Cautionary notes: No stock exchange or regulatory authority has approved
or disapproved of information contained herein. Certain information
included in this news release is forward-looking and is subject to
important risks and uncertainties. When used in this news release, the
words “believe”, “intend”, “estimate”, “expect”, “plan”, “consider”,
“may”, and similar expressions are intended to identify forward-looking
statements, although not all forward-looking statements contain such
words. These forward-looking statements are based on current
expectations. The results or events predicted in these statements may
differ materially from actual results or events and are no guarantees
of future performance of Sino-Forest.
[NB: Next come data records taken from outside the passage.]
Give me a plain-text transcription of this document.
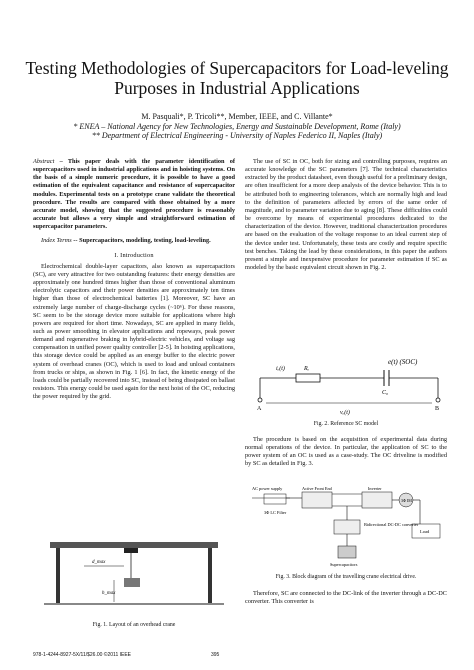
Testing Methodologies of Supercapacitors for Load-leveling Purposes in Industrial Applications
M. Pasquali*, P. Tricoli**, Member, IEEE, and C. Villante*
* ENEA – National Agency for New Technologies, Energy and Sustainable Development, Rome (Italy)
** Department of Electrical Engineering - University of Naples Federico II, Naples (Italy)

Abstract – This paper deals with the parameter identification of supercapacitors used in industrial applications and in hoisting systems. On the basis of a simple numeric procedure, it is possible to have a good estimation of the equivalent capacitance and resistance of supercapacitor modules. Experimental tests on a prototype crane validate the theoretical procedure. The results are compared with those obtained by a more accurate model, showing that the suggested procedure is reasonably accurate but allows a very simple and straightforward estimation of supercapacitor parameters.

Index Terms -- Supercapacitors, modeling, testing, load-leveling.

I. Introduction

Electrochemical double-layer capacitors, also known as supercapacitors (SC), are very attractive for two outstanding features: their energy densities are approximately one hundred times higher than those of conventional aluminum electrolytic capacitors and their power densities are approximately ten times higher than those of electrochemical batteries [1]. Moreover, SC have an extremely large number of charge-discharge cycles (~10⁶). For these reasons, SC seem to be the storage device more suitable for applications where high powers are required for short time. Nowadays, SC are applied in many fields, such as power smoothing in elevator applications and ropeways, peak power demand and regenerative braking in hybrid-electric vehicles, and voltage sag compensation in unified power quality controller [2-5]. In hoisting applications, this storage device could be applied as an energy buffer to the electric power system of overhead cranes (OC), which is used to load and unload containers from trucks or ships, as shown in Fig. 1 [6]. In fact, the kinetic energy of the loads could be partially recovered into SC, instead of being dissipated on ballast resistors. This energy could be used again for the next hoist of the OC, reducing the power required by the grid.

d_max
h_max
Fig. 1. Layout of an overhead crane

The use of SC in OC, both for sizing and controlling purposes, requires an accurate knowledge of the SC parameters [7]. The technical characteristics extracted by the product datasheet, even though useful for a preliminary design, are often insufficient for a more deep analysis of the device behavior. This is to be attributed both to engineering tolerances, which are normally high and lead to the definition of parameters affected by errors of the same order of magnitude, and to parameter variation due to aging [8]. These difficulties could be overcome by means of experimental procedures dedicated to the characterization of the device. However, traditional characterization procedures are based on the evaluation of the voltage response to an ideal current step of the device under test. Unfortunately, these tests are costly and require specific test benches. Taking the lead by these considerations, in this paper the authors present a simple and inexpensive procedure for parameter estimation if SC as modeled by the basic equivalent circuit shown in Fig. 2.

e(t) (SOC)
iₑ(t)	Rₑ
C₀
A	B
vₑ(t)
Fig. 2. Reference SC model

The procedure is based on the acquisition of experimental data during normal operations of the device. In particular, the application of SC to the power system of an OC is used as a case-study. The OC driveline is modified by SC as detailed in Fig. 3.

AC power supply
3Φ LC Filter
Active Front End	Inverter
3Φ IM
Load
Bidirectional DC-DC converter
Supercapacitors
Fig. 3. Block diagram of the travelling crane electrical drive.

Therefore, SC are connected to the DC-link of the inverter through a DC-DC converter. This converter is

978-1-4244-8927-5X/11/$26.00 ©2011 IEEE	395
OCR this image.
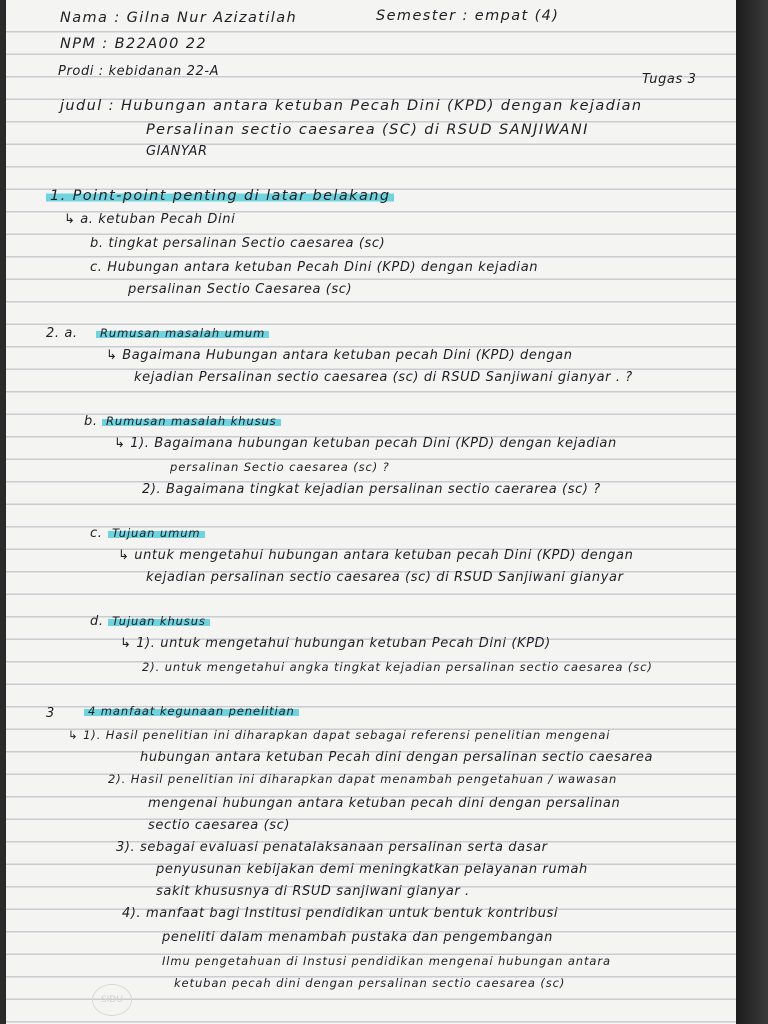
Nama : Gilna Nur Azizatilah	Semester : empat (4)
NPM : B22A00 22
Prodi : kebidanan 22-A
Tugas 3
judul : Hubungan antara ketuban Pecah Dini (KPD) dengan kejadian
Persalinan sectio caesarea (SC) di RSUD SANJIWANI
GIANYAR
1. Point-point penting di latar belakang
↳ a. ketuban Pecah Dini
b. tingkat persalinan Sectio caesarea (sc)
c. Hubungan antara ketuban Pecah Dini (KPD) dengan kejadian
persalinan Sectio Caesarea (sc)
2. a.	Rumusan masalah umum
↳ Bagaimana Hubungan antara ketuban pecah Dini (KPD) dengan
kejadian Persalinan sectio caesarea (sc) di RSUD Sanjiwani gianyar . ?
b. Rumusan masalah khusus
↳ 1). Bagaimana hubungan ketuban pecah Dini (KPD) dengan kejadian
persalinan Sectio caesarea (sc) ?
2). Bagaimana tingkat kejadian persalinan sectio caerarea (sc) ?
c. Tujuan umum
↳ untuk mengetahui hubungan antara ketuban pecah Dini (KPD) dengan
kejadian persalinan sectio caesarea (sc) di RSUD Sanjiwani gianyar
d. Tujuan khusus
↳ 1). untuk mengetahui hubungan ketuban Pecah Dini (KPD)
2). untuk mengetahui angka tingkat kejadian persalinan sectio caesarea (sc)
3	4 manfaat kegunaan penelitian
↳ 1). Hasil penelitian ini diharapkan dapat sebagai referensi penelitian mengenai
hubungan antara ketuban Pecah dini dengan persalinan sectio caesarea
2). Hasil penelitian ini diharapkan dapat menambah pengetahuan / wawasan
mengenai hubungan antara ketuban pecah dini dengan persalinan
sectio caesarea (sc)
3). sebagai evaluasi penatalaksanaan persalinan serta dasar
penyusunan kebijakan demi meningkatkan pelayanan rumah
sakit khususnya di RSUD sanjiwani gianyar .
4). manfaat bagi Institusi pendidikan untuk bentuk kontribusi
peneliti dalam menambah pustaka dan pengembangan
Ilmu pengetahuan di Instusi pendidikan mengenai hubungan antara
ketuban pecah dini dengan persalinan sectio caesarea (sc)
SIDU
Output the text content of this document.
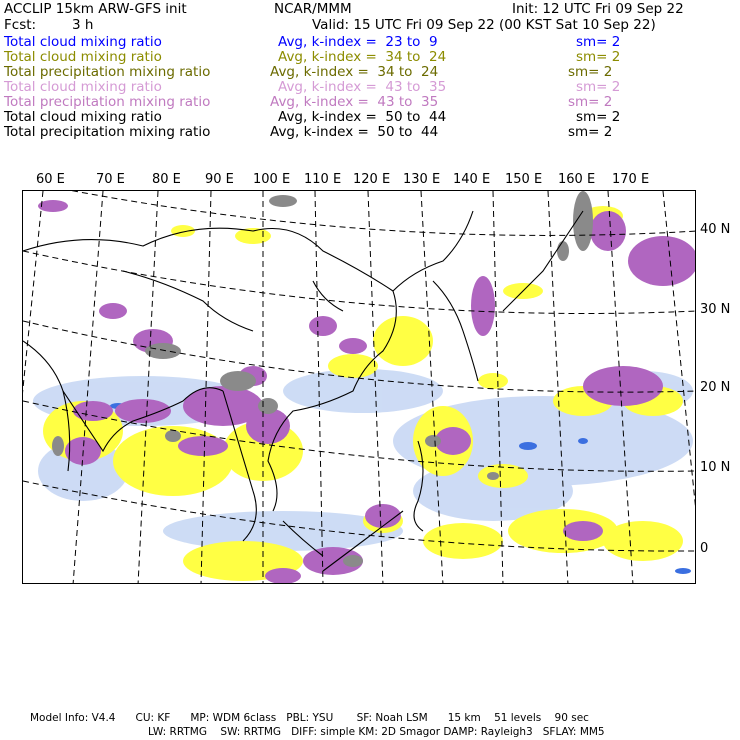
ACCLIP 15km ARW-GFS init	NCAR/MMM	Init: 12 UTC Fri 09 Sep 22
Fcst:	3 h	Valid: 15 UTC Fri 09 Sep 22 (00 KST Sat 10 Sep 22)
Total cloud mixing ratio	Avg, k-index =  23 to  9	sm= 2
Total cloud mixing ratio	Avg, k-index =  34 to  24	sm= 2
Total precipitation mixing ratio	Avg, k-index =  34 to  24	sm= 2
Total cloud mixing ratio	Avg, k-index =  43 to  35	sm= 2
Total precipitation mixing ratio	Avg, k-index =  43 to  35	sm= 2
Total cloud mixing ratio	Avg, k-index =  50 to  44	sm= 2
Total precipitation mixing ratio	Avg, k-index =  50 to  44	sm= 2
60 E 70 E 80 E 90 E 100 E 110 E 120 E 130 E 140 E 150 E 160 E 170 E
40 N
30 N
20 N
10 N
0
Model Info: V4.4      CU: KF      MP: WDM 6class   PBL: YSU       SF: Noah LSM      15 km    51 levels    90 sec
LW: RRTMG    SW: RRTMG   DIFF: simple KM: 2D Smagor DAMP: Rayleigh3   SFLAY: MM5
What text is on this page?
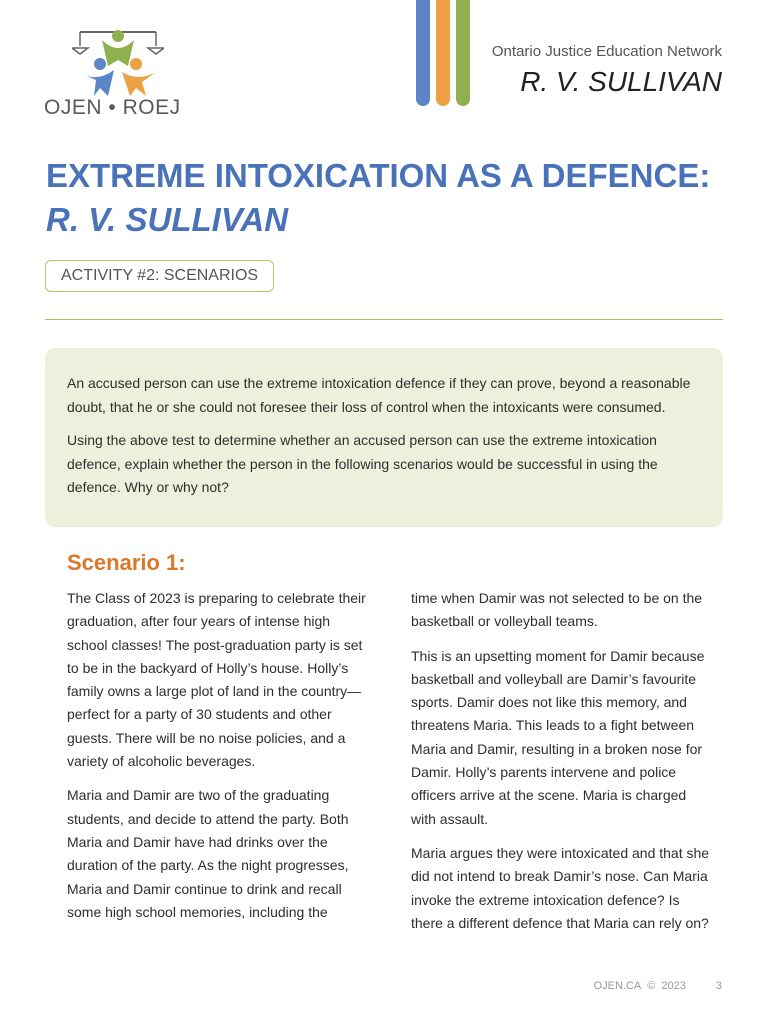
OJEN • ROEJ
Ontario Justice Education Network
R. V. SULLIVAN
EXTREME INTOXICATION AS A DEFENCE:
R. V. SULLIVAN
ACTIVITY #2: SCENARIOS

An accused person can use the extreme intoxication defence if they can prove, beyond a reasonable doubt, that he or she could not foresee their loss of control when the intoxicants were consumed.

Using the above test to determine whether an accused person can use the extreme intoxication defence, explain whether the person in the following scenarios would be successful in using the defence. Why or why not?

Scenario 1:

The Class of 2023 is preparing to celebrate their graduation, after four years of intense high school classes! The post-graduation party is set to be in the backyard of Holly’s house. Holly’s family owns a large plot of land in the country—perfect for a party of 30 students and other guests. There will be no noise policies, and a variety of alcoholic beverages.

Maria and Damir are two of the graduating students, and decide to attend the party. Both Maria and Damir have had drinks over the duration of the party. As the night progresses, Maria and Damir continue to drink and recall some high school memories, including the

time when Damir was not selected to be on the basketball or volleyball teams.

This is an upsetting moment for Damir because basketball and volleyball are Damir’s favourite sports. Damir does not like this memory, and threatens Maria. This leads to a fight between Maria and Damir, resulting in a broken nose for Damir. Holly’s parents intervene and police officers arrive at the scene. Maria is charged with assault.

Maria argues they were intoxicated and that she did not intend to break Damir’s nose. Can Maria invoke the extreme intoxication defence? Is there a different defence that Maria can rely on?

OJEN.CA © 2023	3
Factors which could cause results
or events to differ from current expectations include, among other
things: our ability to cure our default under our notes, actions taken
by note holders, other lenders, other creditors, shareholders,
regulators, governmental agencies and other stakeholders to enforce
their rights, the outcome of examinations currently underway by the
Independent Committee and securities regulatory authorities, the
outcome of class action proceedings initiated against the Company as a
result of allegations made in the ‘report’ issued by Muddy Waters LLC,
our reliance on key employees, our ability to acquire rights to
additional standing timber, our ability to meet our expected plantation
yields, the cyclical nature of the forest products industry and price
fluctuation in and the demand and supply of logs, our reliance on the
relationship with local plantation land owners and/or plantation land
use rights holders, authorized intermediaries, key customers, suppliers
and third party service providers, our ability to operate our
production facilities on a profitable basis, changes in currency
exchange rates and interest rates, the evaluation of our provision for
income and related taxes, economic, political and social conditions and
government policy in China, the Republic of Suriname and New Zealand,
and stock market volatility, and other factors not currently viewed as
material that could cause actual results to differ materially from
those described in the forwarding-looking statements. For additional
information with respect to certain of these and other factors, see the
reports filed by Sino-Forest Corporation with applicable Canadian
securities administrators. Sino-Forest Corporation disclaims any
intention or obligation to update or revise any forward-looking
statements, whether as a result of new information, future events or
otherwise, except as required by law.